- Genre: Documentary
- Directed by: Joanna Burge
- Narrated by: Mark Bazeley
- Country of origin: United Kingdom
- Original language: English
- No. of series: 1
- No. of episodes: 4

Production
- Production location: United Kingdom
- Running time: 60 minutes
- Production company: Love Productions

Original release
- Network: Channel 4
- Release: 1 February – 22 February 2010

= Tower Block of Commons =

Tower Block of Commons is a British four-episode reality documentary show produced by Love Productions and broadcast on Channel 4 in 2010 where four Members of Parliament (MPs) have to spend time living in a variety of deprived housing estates around Britain. The four MPs who participated were Austin Mitchell (Labour), Mark Oaten (Liberal Democrat), Tim Loughton and Nadine Dorries (both Conservative). In the first episode, Iain Duncan Smith appears but Dorries appears in his place for the remainder of the three episodes. Duncan Smith's exit from the show followed his wife being diagnosed with cancer.

== Overview ==
During the series, Mark Oaten lives in Goresbrook Village estate in Barking, Tim Loughton spends time in the Newton estate in Birmingham, Austin Mitchell and his wife visit the Orchard Park estate in Hull, and Iain Duncan Smith visits the Carpenters estate in Stratford.

In the second episode, having replaced Iain Duncan Smith, Nadine Dorries moves into the South Acton estate in west London.

Upon Oaten entering the estate, he is confronted with homophobic abuse from youths.

After the show was recorded, Loughton said of the experience:

What struck me most of all was the feeling of powerlessness amongst people on the streets, and the information vacuum that made it difficult to pursue any sort of community cohesion.

Oaten expressed similar concerns:

What I found difficult to cope with was the depressingness, the miserable side of living in a tower block. That's what got me down. But I didn't encounter hostility. Bemusement about us, yes. And I didn't feel threatened, but personally I found it difficult at times, and there were a couple of occasions when I wanted to jack it in.

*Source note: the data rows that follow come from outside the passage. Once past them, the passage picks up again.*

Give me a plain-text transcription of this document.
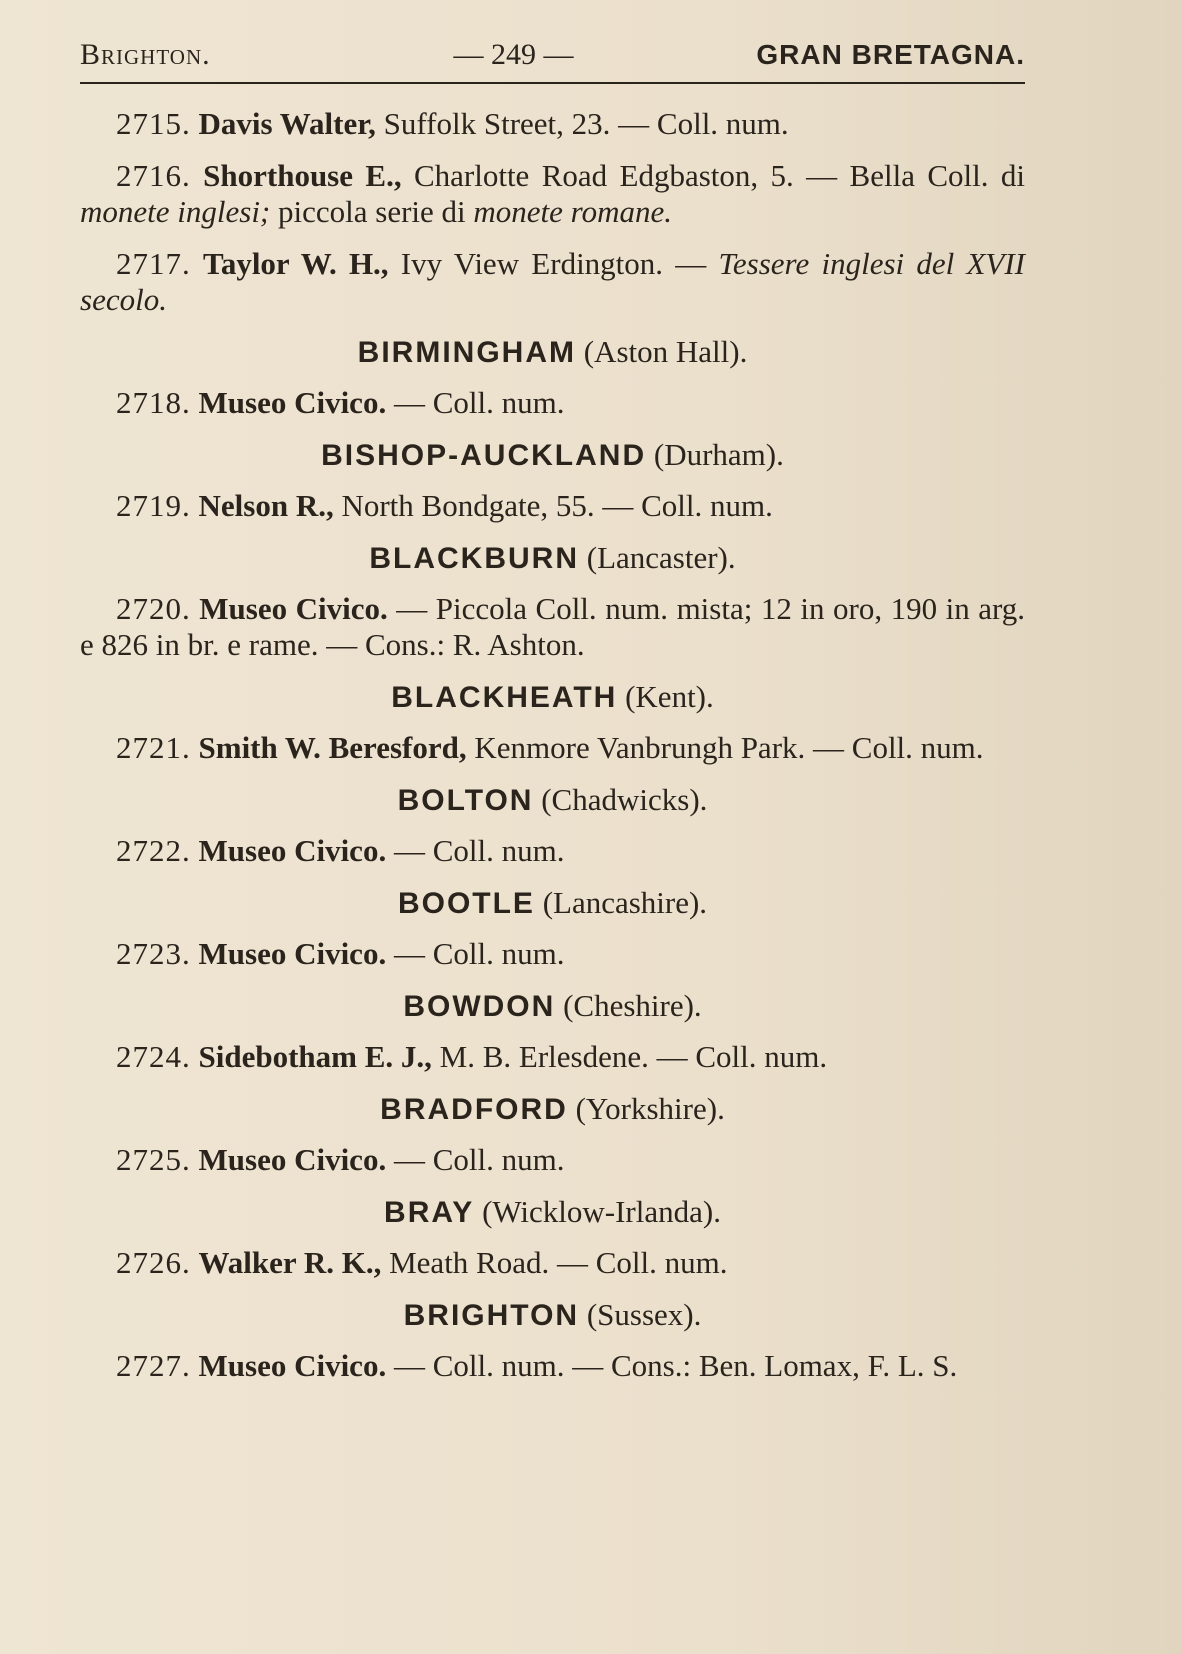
Brighton.	— 249 —	GRAN BRETAGNA.

2715. Davis Walter, Suffolk Street, 23. — Coll. num.

2716. Shorthouse E., Charlotte Road Edgbaston, 5. — Bella Coll. di monete inglesi; piccola serie di monete romane.

2717. Taylor W. H., Ivy View Erdington. — Tessere inglesi del XVII secolo.

BIRMINGHAM (Aston Hall).

2718. Museo Civico. — Coll. num.

BISHOP-AUCKLAND (Durham).

2719. Nelson R., North Bondgate, 55. — Coll. num.

BLACKBURN (Lancaster).

2720. Museo Civico. — Piccola Coll. num. mista; 12 in oro, 190 in arg. e 826 in br. e rame. — Cons.: R. Ashton.

BLACKHEATH (Kent).

2721. Smith W. Beresford, Kenmore Vanbrungh Park. — Coll. num.

BOLTON (Chadwicks).

2722. Museo Civico. — Coll. num.

BOOTLE (Lancashire).

2723. Museo Civico. — Coll. num.

BOWDON (Cheshire).

2724. Sidebotham E. J., M. B. Erlesdene. — Coll. num.

BRADFORD (Yorkshire).

2725. Museo Civico. — Coll. num.

BRAY (Wicklow-Irlanda).

2726. Walker R. K., Meath Road. — Coll. num.

BRIGHTON (Sussex).

2727. Museo Civico. — Coll. num. — Cons.: Ben. Lomax, F. L. S.
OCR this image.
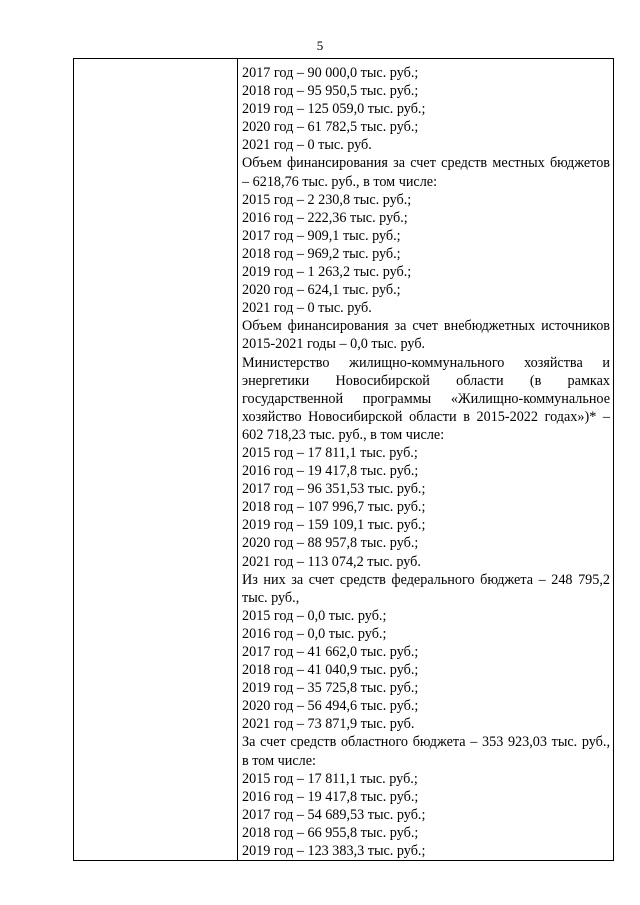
5

2017 год – 90 000,0 тыс. руб.;
2018 год – 95 950,5 тыс. руб.;
2019 год – 125 059,0 тыс. руб.;
2020 год – 61 782,5 тыс. руб.;
2021 год – 0 тыс. руб.
Объем финансирования за счет средств местных бюджетов – 6218,76 тыс. руб., в том числе:
2015 год – 2 230,8 тыс. руб.;
2016 год – 222,36 тыс. руб.;
2017 год – 909,1 тыс. руб.;
2018 год – 969,2 тыс. руб.;
2019 год – 1 263,2 тыс. руб.;
2020 год – 624,1 тыс. руб.;
2021 год – 0 тыс. руб.
Объем финансирования за счет внебюджетных источников 2015-2021 годы – 0,0 тыс. руб.
Министерство жилищно-коммунального хозяйства и энергетики Новосибирской области (в рамках государственной программы «Жилищно-коммунальное хозяйство Новосибирской области в 2015-2022 годах»)* – 602 718,23 тыс. руб., в том числе:
2015 год – 17 811,1 тыс. руб.;
2016 год – 19 417,8 тыс. руб.;
2017 год – 96 351,53 тыс. руб.;
2018 год – 107 996,7 тыс. руб.;
2019 год – 159 109,1 тыс. руб.;
2020 год – 88 957,8 тыс. руб.;
2021 год – 113 074,2 тыс. руб.
Из них за счет средств федерального бюджета – 248 795,2 тыс. руб.,
2015 год – 0,0 тыс. руб.;
2016 год – 0,0 тыс. руб.;
2017 год – 41 662,0 тыс. руб.;
2018 год – 41 040,9 тыс. руб.;
2019 год – 35 725,8 тыс. руб.;
2020 год – 56 494,6 тыс. руб.;
2021 год – 73 871,9 тыс. руб.
За счет средств областного бюджета – 353 923,03 тыс. руб., в том числе:
2015 год – 17 811,1 тыс. руб.;
2016 год – 19 417,8 тыс. руб.;
2017 год – 54 689,53 тыс. руб.;
2018 год – 66 955,8 тыс. руб.;
2019 год – 123 383,3 тыс. руб.;
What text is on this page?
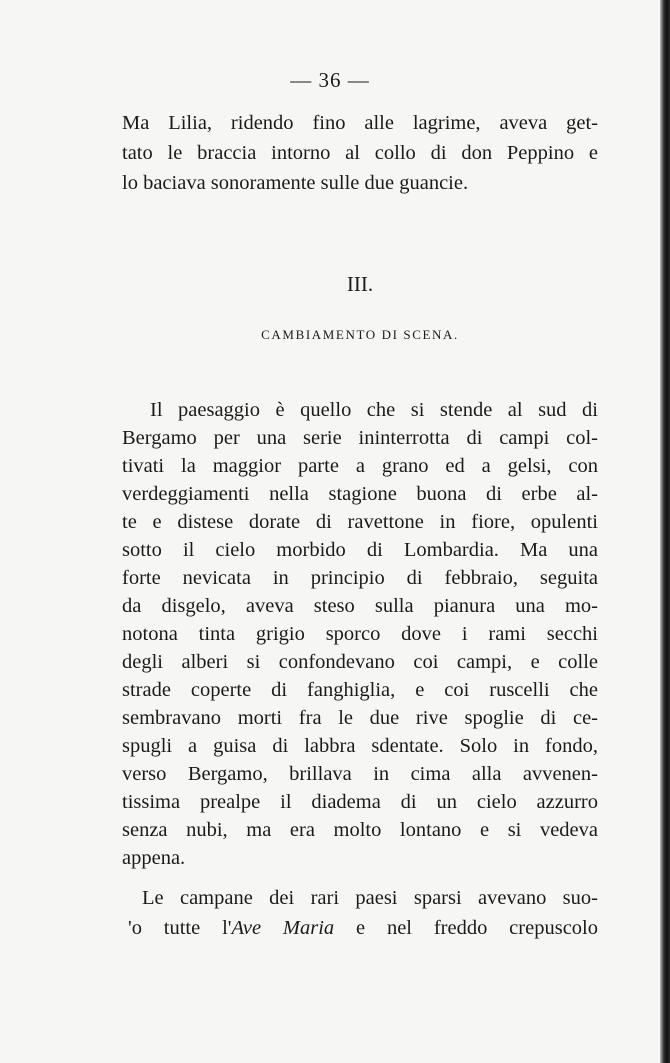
— 36 —
Ma Lilia, ridendo fino alle lagrime, aveva get-
tato le braccia intorno al collo di don Peppino e
lo baciava sonoramente sulle due guancie.
III.
CAMBIAMENTO DI SCENA.
Il paesaggio è quello che si stende al sud di
Bergamo per una serie ininterrotta di campi col-
tivati la maggior parte a grano ed a gelsi, con
verdeggiamenti nella stagione buona di erbe al-
te e distese dorate di ravettone in fiore, opulenti
sotto il cielo morbido di Lombardia. Ma una
forte nevicata in principio di febbraio, seguita
da disgelo, aveva steso sulla pianura una mo-
notona tinta grigio sporco dove i rami secchi
degli alberi si confondevano coi campi, e colle
strade coperte di fanghiglia, e coi ruscelli che
sembravano morti fra le due rive spoglie di ce-
spugli a guisa di labbra sdentate. Solo in fondo,
verso Bergamo, brillava in cima alla avvenen-
tissima prealpe il diadema di un cielo azzurro
senza nubi, ma era molto lontano e si vedeva
appena.
Le campane dei rari paesi sparsi avevano suo-
'o tutte l'Ave Maria e nel freddo crepuscolo
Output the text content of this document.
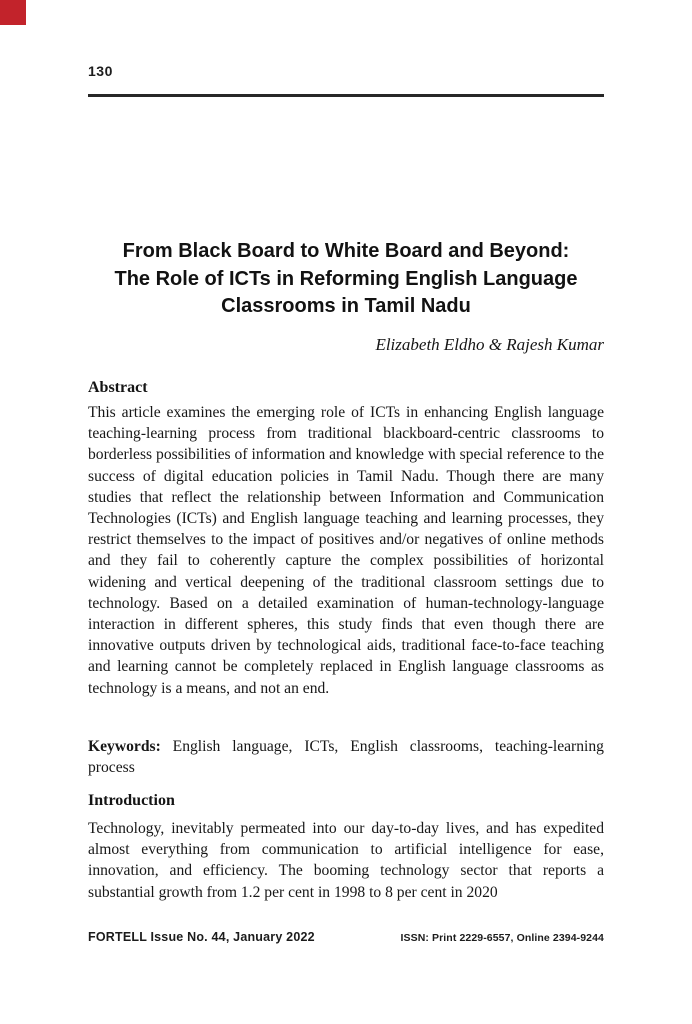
130
From Black Board to White Board and Beyond:
The Role of ICTs in Reforming English Language
Classrooms in Tamil Nadu
Elizabeth Eldho & Rajesh Kumar
Abstract

This article examines the emerging role of ICTs in enhancing English language teaching-learning process from traditional blackboard-centric classrooms to borderless possibilities of information and knowledge with special reference to the success of digital education policies in Tamil Nadu. Though there are many studies that reflect the relationship between Information and Communication Technologies (ICTs) and English language teaching and learning processes, they restrict themselves to the impact of positives and/or negatives of online methods and they fail to coherently capture the complex possibilities of horizontal widening and vertical deepening of the traditional classroom settings due to technology. Based on a detailed examination of human-technology-language interaction in different spheres, this study finds that even though there are innovative outputs driven by technological aids, traditional face-to-face teaching and learning cannot be completely replaced in English language classrooms as technology is a means, and not an end.

Keywords: English language, ICTs, English classrooms, teaching-learning process

Introduction

Technology, inevitably permeated into our day-to-day lives, and has expedited almost everything from communication to artificial intelligence for ease, innovation, and efficiency. The booming technology sector that reports a substantial growth from 1.2 per cent in 1998 to 8 per cent in 2020

FORTELL Issue No. 44, January 2022	ISSN: Print 2229-6557, Online 2394-9244
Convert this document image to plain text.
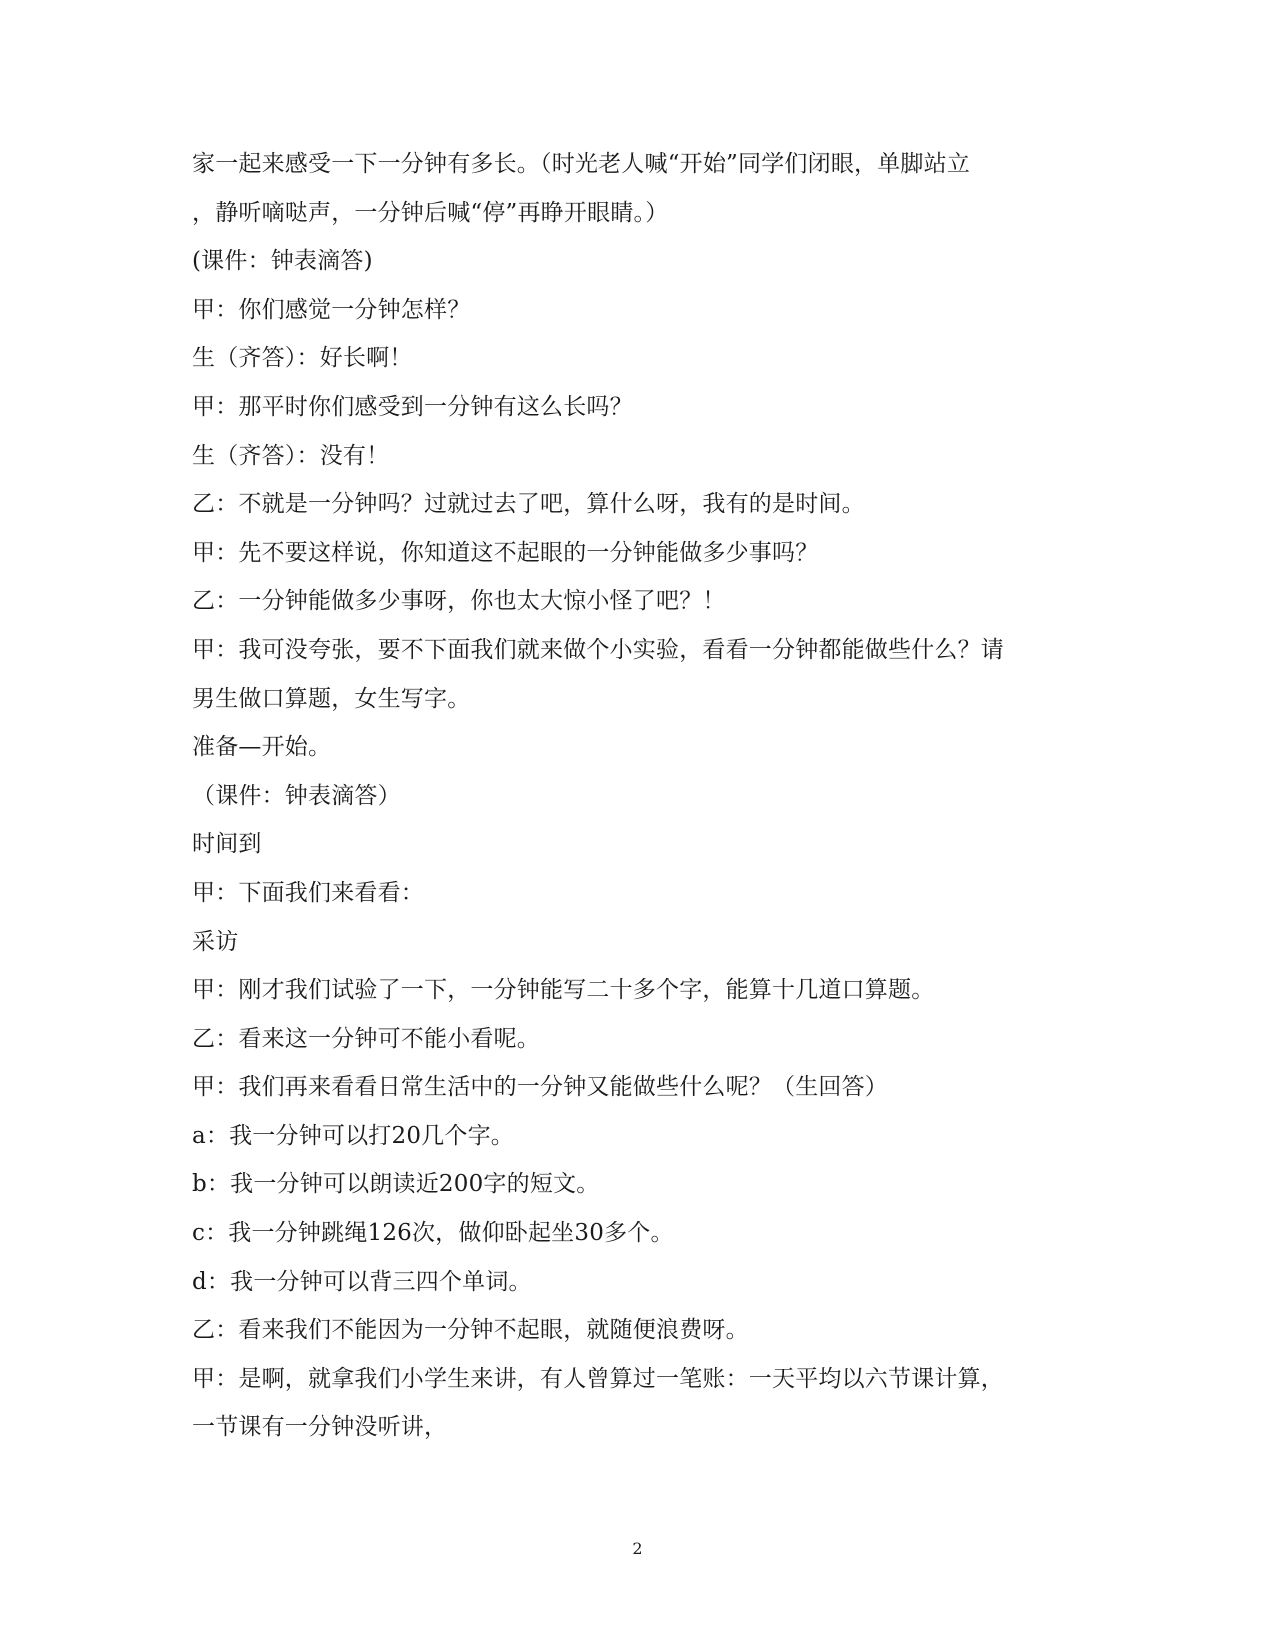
家一起来感受一下一分钟有多长。（时光老人喊“开始”同学们闭眼，单脚站立
，静听嘀哒声，一分钟后喊“停”再睁开眼睛。）
(课件：钟表滴答)
甲：你们感觉一分钟怎样？
生（齐答）：好长啊！
甲：那平时你们感受到一分钟有这么长吗？
生（齐答）：没有！
乙：不就是一分钟吗？过就过去了吧，算什么呀，我有的是时间。
甲：先不要这样说，你知道这不起眼的一分钟能做多少事吗？
乙：一分钟能做多少事呀，你也太大惊小怪了吧？！
甲：我可没夸张，要不下面我们就来做个小实验，看看一分钟都能做些什么？请
男生做口算题，女生写字。
准备—开始。
（课件：钟表滴答）
时间到
甲：下面我们来看看：
采访
甲：刚才我们试验了一下，一分钟能写二十多个字，能算十几道口算题。
乙：看来这一分钟可不能小看呢。
甲：我们再来看看日常生活中的一分钟又能做些什么呢？（生回答）
a：我一分钟可以打20几个字。
b：我一分钟可以朗读近200字的短文。
c：我一分钟跳绳126次，做仰卧起坐30多个。
d：我一分钟可以背三四个单词。
乙：看来我们不能因为一分钟不起眼，就随便浪费呀。
甲：是啊，就拿我们小学生来讲，有人曾算过一笔账：一天平均以六节课计算，
一节课有一分钟没听讲，
2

Austin Mitchell said after the programme aired that he regretted participating: "I should have turned them down". He said that the production company produced a programme that was a "cynical distraction" from the premise he was initially approached about, which was more specifically to show the plight of council house residents. A spokesman for Love Productions responded to Mitchell's comments: "We certainly did not set out to humiliate the MPs taking part and we don't believe the end result does so."

Nadine Dorries was later reported to have cheated by keeping a £50 note in her bra. She said that she would use the money to buy gifts for the children of her single mother hosts.

== Reception ==
Grace Dent wrote in The Guardian that the show "is absorbing and maddening in equal portions. Part MP rehabilitation show, part class war porn for angry, uppity sorts such as myself". She was particularly biting towards Austin Mitchell's wife Linda: "she gives herself enough rope to hang herself almost every half hour".

Nancy Banks-Smith, also writing in The Guardian, said the programme was "a tribute to the backbone of the residents, and a jolly good joke at MPs' expense".

In The Independent, Robert Epstein praised Tim Loughton and Mark Oaten's performance, noting that "get on with the job, actually learning something from their hosts; Oaten even goes so far as to get a petition going to have the mould-ravaged tower block knocked down. But it's clear that neither is entirely comfortable in their new homes".

Kevin Maguire wrote in the Daily Mirror that the programme showed "snobbery" on the part of the Channel 4 executives who approved the show and described the participating politicians as "publicity-seeking" and "fools". He poured particular scorn on Oaten, saying his participation is no surprise: "the MP for Rent Boy Central treats TV as therapy".

Nathan Bevan in Wales on Sunday said that watching Tim Loughton "doing his best "dad dancing" while trying to boogie to General Levy down the dancehall with the puffa-jacketed B19 posse was a hoot", but that Austin Mitchell's refusal to participate fully showed that he "seemed to exhibit only the faintest of grasps on reality".

== Allegation of using actors==
In May 2022 Nadine Dorries, by this time Secretary of State for Digital, Culture, Media and Sport alleged that some of the people who had appeared alongside her were actors. This allegation was perceived as being particularly serious as Dorries's Department was due to make a decision on whether to privatise Channel 4. Reviews by Channel 4 and the production company found no evidence to substantiate the allegations. The Digital, Culture, Media and Sport Committee of MPs investigated the matter and concluded that the claims by Dorries were groundless.